I'm glad you made it work! Enjoy!
If I want to substitute the essential oil for fragrance oil, how many ounces of fragrance oil do I need to add?
It depends on the manufacturer. There should be guidelines on the bottle or website. Look for a "leave on product" suggested amount.
HELP I accidentally melted 100 g of cocoa butter (instead of 28 g) with 75 g of sweet almond oil in the microwave! So stupid. I have enough cocoa butter to make a new batch, but not enough sweet almond oil. Do you think grapeseed oil would work too? And do you think I could put a few drops of vitamin C (15%) in the body butter as well? I also don't want the mixture of cocoa butter and sweet almond oil to go to waste. It's solid now but it's really hard, so I don't think it could be used as a moisturizer by itself unless I want to use a knife and melt it in the microwave every time. Do you have any suggestions as to what I could do with it?

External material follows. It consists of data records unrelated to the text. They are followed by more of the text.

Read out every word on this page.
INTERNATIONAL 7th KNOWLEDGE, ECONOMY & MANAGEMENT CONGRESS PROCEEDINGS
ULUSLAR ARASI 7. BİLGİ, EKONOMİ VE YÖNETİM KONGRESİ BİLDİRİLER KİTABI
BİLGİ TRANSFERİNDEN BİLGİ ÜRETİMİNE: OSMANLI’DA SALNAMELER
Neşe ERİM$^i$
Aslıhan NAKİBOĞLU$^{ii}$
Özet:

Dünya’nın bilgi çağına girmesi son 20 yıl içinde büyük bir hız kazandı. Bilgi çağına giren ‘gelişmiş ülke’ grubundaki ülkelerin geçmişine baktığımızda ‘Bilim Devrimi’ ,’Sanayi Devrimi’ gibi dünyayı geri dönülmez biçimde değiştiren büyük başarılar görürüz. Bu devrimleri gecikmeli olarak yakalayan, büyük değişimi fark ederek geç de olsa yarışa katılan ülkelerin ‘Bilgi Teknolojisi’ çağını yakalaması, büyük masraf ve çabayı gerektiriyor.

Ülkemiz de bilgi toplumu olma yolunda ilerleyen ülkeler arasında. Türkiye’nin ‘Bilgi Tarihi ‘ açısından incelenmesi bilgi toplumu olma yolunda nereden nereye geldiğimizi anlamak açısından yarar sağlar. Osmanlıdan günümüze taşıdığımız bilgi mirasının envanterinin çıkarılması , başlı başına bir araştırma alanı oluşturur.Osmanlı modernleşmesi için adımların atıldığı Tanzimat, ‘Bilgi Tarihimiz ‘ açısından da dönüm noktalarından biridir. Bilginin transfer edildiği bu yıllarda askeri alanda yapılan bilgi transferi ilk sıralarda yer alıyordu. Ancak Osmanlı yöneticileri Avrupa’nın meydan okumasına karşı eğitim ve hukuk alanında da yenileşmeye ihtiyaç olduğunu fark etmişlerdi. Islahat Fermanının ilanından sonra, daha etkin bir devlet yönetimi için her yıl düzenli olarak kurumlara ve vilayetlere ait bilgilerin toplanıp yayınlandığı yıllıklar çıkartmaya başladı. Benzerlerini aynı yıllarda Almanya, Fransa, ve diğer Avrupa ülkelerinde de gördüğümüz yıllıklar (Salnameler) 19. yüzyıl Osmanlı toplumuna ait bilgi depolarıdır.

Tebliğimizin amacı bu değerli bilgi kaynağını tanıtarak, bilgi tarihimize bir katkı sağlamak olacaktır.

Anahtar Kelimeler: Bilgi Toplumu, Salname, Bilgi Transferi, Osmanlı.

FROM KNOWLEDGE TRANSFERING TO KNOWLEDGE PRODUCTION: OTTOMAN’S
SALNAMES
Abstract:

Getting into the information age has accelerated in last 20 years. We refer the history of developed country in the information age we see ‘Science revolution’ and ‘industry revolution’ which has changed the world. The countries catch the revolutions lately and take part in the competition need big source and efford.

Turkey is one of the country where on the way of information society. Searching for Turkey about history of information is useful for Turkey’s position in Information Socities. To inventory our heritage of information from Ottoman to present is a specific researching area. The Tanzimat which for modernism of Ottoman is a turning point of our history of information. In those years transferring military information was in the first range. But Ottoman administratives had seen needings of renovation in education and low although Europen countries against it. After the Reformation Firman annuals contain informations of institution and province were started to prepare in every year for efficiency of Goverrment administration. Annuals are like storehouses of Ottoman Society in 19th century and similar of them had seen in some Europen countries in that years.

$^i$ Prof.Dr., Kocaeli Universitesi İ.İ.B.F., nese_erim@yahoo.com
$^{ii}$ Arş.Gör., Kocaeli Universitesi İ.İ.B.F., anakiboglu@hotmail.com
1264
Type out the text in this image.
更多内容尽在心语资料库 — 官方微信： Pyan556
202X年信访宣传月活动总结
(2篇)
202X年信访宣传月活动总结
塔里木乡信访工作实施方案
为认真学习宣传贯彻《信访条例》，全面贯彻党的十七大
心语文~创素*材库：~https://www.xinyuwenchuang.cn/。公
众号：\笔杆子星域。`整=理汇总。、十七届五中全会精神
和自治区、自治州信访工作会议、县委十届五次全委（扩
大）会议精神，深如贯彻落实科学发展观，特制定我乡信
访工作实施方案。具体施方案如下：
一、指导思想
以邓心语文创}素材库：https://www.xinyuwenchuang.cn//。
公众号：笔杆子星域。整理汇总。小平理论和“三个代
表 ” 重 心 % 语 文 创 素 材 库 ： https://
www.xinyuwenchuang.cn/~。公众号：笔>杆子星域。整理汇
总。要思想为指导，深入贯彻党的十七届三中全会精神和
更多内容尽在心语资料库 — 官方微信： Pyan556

Hi Ness, yes absolutely grapeseed oil is great. For your cocoa butter and almond oil, I would melt the whole thing again and add maybe 75 g of grapeseed oil. Then put it in the fridge until it starts to turn almost solid. Whip it up with a hand mixer and let sit at room temperature. Let me know how that works. It should be spreadable and softer at this point.
Can I use raw cocoa butter to make whipped body butter
yes you can, but it will have a slight odor.